Follow-Your-Canvas: Higher-Resolution Video Outpainting with Extensive Content Generation (2409.01055v1)

Abstract: This paper explores higher-resolution video outpainting with extensive content generation. We point out common issues faced by existing methods when attempting to largely outpaint videos: the generation of low-quality content and limitations imposed by GPU memory. To address these challenges, we propose a diffusion-based method called \textit{Follow-Your-Canvas}. It builds upon two core designs. First, instead of employing the common practice of "single-shot" outpainting, we distribute the task across spatial windows and seamlessly merge them. It allows us to outpaint videos of any size and resolution without being constrained by GPU memory. Second, the source video and its relative positional relation are injected into the generation process of each window. It makes the generated spatial layout within each window harmonize with the source video. Coupling with these two designs enables us to generate higher-resolution outpainting videos with rich content while keeping spatial and temporal consistency. Follow-Your-Canvas excels in large-scale video outpainting, e.g., from 512X512 to 1152X2048 (9X), while producing high-quality and aesthetically pleasing results. It achieves the best quantitative results across various resolution and scale setups. The code is released on https://github.com/mayuelala/FollowYourCanvas

• The paper introduces a spatial window strategy that segments video outpainting to overcome GPU memory limitations.
• It integrates the source video’s structure with a Layout Encoder and Relative Region Embedding to ensure spatial-temporal consistency.
• Parallel GPU processing significantly reduces FVD scores, accelerating high-resolution video generation and improving output quality.

Higher-Resolution Video Outpainting with Extensive Content Generation

The paper introduces an innovative approach to video outpainting named "Follow-Your-Canvas," addressing critical limitations in current methodologies associated with GPU memory constraints. Developed by researchers from Tencent and several prominent universities, this method centers on generating higher-resolution video content with improved spatial and temporal consistency through a diffusion-based framework.

Key Contributions

1. Spatial Window Strategy: Unlike traditional "single-shot" outpainting approaches, which input the entire video into the model at once, "Follow-Your-Canvas" employs a spatial window strategy. This tactic divides the video into manageable windows, enabling the generation of extensive content without the heavy burden on GPU memory. By processing smaller video segments sequentially, it mitigates the computational load and allows for outpainting at high resolutions with a greater content expansion ratio.
2. Incorporation of Source Video and Positional Relation: To preserve alignment with the source material, the approach integrates the video’s original structure and spatial relation into the generation process of each window. This includes introducing a Layout Encoder (LE) and Relative Region Embedding (RRE) to ensure that generated layouts within windows harmonize with the overall video structure, improving spatial-temporal consistency.
3. Parallel Processing and Efficiency: The distributed window approach not only enhances the quality and resolution but also allows for parallel processing across multiple GPUs. This capability significantly accelerates generation speed without compromising on quality.

Comparative Analysis

The paper thoroughly evaluates the performance of "Follow-Your-Canvas" against contemporary methods, such as M3DDM and MOTIA. The new method outperforms existing techniques, delivering more aesthetically pleasing and higher fidelity video outputs across various scales and resolutions. Quantitatively, it achieves reductions in FVD scores, reflecting improved coherence and quality in generated videos. For instance, when outpainting from a resolution of 512×512 to 1152×2048, the proposed method significantly reduces FVD from 928.6 to 735.3, indicating strong improvements.

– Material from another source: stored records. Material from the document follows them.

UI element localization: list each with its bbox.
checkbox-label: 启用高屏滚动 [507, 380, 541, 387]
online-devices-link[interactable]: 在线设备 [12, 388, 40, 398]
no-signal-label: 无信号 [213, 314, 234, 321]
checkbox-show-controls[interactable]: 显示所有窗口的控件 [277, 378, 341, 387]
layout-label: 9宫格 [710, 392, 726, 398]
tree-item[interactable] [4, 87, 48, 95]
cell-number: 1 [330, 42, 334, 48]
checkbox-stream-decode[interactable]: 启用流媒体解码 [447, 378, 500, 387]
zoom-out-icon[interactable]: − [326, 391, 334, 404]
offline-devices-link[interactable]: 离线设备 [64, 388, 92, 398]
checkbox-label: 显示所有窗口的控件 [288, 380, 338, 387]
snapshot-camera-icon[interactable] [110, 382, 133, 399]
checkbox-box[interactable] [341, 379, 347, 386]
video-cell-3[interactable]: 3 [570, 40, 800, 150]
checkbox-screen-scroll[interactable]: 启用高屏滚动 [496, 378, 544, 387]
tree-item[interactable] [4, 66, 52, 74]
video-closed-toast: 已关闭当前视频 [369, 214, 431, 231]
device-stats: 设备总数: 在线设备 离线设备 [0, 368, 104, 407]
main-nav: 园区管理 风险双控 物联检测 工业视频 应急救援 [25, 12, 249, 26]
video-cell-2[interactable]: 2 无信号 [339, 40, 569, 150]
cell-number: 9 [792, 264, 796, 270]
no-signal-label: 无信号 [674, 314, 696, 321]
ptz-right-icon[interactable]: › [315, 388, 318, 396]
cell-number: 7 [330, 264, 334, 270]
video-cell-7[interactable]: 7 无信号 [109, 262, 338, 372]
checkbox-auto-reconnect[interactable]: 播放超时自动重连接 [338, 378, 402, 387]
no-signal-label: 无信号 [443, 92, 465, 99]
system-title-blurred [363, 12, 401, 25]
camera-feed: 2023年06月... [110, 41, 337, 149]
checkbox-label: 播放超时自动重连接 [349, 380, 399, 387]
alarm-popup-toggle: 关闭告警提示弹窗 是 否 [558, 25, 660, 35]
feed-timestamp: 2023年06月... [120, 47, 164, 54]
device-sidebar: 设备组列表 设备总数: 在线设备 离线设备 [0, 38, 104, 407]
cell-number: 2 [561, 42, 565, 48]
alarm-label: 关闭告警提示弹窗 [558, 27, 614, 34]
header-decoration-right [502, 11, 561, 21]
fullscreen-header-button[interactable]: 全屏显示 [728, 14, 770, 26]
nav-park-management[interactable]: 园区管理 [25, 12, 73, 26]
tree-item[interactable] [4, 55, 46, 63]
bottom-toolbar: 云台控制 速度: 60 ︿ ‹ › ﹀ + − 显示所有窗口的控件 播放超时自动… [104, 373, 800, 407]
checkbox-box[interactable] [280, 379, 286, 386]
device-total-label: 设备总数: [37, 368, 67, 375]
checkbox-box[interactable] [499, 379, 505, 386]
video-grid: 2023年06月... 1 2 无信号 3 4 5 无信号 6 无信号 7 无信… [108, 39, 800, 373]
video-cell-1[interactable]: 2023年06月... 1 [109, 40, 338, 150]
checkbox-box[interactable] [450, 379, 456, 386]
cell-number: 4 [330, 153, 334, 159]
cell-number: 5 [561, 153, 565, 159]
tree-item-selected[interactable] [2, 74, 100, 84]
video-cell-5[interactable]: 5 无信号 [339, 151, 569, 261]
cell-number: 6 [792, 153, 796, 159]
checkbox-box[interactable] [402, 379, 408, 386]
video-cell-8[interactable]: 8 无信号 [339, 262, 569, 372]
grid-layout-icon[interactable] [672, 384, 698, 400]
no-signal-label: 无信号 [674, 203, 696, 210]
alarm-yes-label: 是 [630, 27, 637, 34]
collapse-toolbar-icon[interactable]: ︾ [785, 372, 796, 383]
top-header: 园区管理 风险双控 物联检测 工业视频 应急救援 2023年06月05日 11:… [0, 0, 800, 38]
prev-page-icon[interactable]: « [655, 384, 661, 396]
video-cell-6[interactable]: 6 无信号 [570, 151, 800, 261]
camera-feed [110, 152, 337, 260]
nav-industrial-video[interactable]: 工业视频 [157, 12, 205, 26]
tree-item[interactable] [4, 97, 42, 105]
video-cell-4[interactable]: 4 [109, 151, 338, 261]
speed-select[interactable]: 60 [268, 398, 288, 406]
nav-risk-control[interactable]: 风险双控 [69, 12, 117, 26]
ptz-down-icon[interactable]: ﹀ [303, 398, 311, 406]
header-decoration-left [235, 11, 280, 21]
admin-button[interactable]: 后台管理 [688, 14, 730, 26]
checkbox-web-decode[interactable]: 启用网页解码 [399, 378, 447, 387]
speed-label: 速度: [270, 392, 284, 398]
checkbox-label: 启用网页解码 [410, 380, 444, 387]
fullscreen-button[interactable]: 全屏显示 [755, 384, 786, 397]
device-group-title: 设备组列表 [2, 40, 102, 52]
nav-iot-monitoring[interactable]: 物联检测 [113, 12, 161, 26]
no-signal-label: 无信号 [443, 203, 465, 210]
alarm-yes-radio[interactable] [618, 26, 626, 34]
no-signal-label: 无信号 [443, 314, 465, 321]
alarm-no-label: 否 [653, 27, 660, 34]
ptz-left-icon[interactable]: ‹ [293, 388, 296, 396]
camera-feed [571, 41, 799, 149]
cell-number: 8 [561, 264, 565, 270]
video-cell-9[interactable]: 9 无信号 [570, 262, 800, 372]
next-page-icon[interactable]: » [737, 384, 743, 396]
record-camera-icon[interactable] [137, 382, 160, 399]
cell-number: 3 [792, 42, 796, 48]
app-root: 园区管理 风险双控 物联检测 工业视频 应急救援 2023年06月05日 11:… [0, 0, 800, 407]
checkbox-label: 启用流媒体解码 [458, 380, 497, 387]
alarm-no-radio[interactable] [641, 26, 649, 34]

Implications and Future Directions

Practically, the ability to efficiently expand videos to higher resolutions could redefine viewing experiences across diverse platforms, from smartphones to large display applications. It offers versatility in content creation, enabling better adaptation of aspect ratios without losing context or quality.

Theoretically, the paper enhances understanding of diffusion models in generative tasks, suggesting that breaking down computational challenges into distributed tasks can overcome hardware limitations. This insight could propel further research into multi-GPU strategies not just in video generation but broader AI applications involving large datasets or demanding processing requirements.

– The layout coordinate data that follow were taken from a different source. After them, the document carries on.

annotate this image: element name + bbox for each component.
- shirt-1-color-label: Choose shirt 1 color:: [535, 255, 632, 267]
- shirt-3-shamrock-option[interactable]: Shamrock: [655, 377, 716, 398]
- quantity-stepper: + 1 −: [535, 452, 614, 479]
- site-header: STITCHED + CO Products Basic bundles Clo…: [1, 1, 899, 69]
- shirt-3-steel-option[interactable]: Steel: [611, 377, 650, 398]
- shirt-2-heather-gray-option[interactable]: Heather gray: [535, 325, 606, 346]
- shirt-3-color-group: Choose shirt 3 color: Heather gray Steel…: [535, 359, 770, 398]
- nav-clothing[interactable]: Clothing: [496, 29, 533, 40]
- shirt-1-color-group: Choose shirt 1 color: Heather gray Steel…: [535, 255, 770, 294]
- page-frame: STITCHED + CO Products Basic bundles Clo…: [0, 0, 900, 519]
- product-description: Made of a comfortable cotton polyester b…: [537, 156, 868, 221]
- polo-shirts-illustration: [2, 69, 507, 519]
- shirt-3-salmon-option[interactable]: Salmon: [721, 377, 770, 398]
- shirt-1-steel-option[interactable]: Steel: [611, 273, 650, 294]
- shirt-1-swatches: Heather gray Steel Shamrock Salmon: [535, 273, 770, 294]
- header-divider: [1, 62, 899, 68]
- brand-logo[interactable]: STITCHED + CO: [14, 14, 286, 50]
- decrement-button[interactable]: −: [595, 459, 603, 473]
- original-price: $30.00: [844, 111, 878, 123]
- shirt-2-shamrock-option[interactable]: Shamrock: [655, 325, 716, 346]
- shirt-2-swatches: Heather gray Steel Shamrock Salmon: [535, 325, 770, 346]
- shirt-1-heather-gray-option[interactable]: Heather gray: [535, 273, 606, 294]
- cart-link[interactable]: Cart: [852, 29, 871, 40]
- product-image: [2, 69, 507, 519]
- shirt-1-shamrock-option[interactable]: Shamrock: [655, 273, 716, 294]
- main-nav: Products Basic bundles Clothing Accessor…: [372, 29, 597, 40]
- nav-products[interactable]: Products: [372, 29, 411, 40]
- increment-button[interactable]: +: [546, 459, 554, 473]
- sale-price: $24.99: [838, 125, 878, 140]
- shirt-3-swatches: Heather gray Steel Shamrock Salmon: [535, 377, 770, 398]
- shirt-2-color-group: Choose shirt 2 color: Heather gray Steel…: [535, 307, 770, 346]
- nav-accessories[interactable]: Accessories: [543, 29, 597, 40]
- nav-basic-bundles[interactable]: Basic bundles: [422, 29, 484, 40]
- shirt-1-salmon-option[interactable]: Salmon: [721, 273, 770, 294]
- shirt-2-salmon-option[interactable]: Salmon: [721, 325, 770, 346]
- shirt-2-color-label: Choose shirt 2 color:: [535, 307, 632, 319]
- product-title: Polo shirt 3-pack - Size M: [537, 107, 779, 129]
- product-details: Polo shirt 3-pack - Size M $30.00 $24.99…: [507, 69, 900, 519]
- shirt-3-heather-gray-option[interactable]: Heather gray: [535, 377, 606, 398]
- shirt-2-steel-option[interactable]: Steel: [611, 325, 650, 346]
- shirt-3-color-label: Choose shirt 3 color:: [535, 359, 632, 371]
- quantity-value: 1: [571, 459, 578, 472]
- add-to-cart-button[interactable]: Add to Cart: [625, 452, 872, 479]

Future explorations could focus on optimizing the processing speed by enhancing model architecture or developing more sophisticated merging strategies post-denoising. Additionally, integrating adaptive window resizing based on content could refine results, tailoring the generation process more closely to the video’s semantic needs.

In conclusion, "Follow-Your-Canvas" innovatively tackles the persistent challenge of video outpainting at high resolutions, leveraging a clever partitioning strategy enriched by context-aware generation modules. The potential applications and inherent methodological enhancements position it as an exciting development in the field of AI-driven video processing.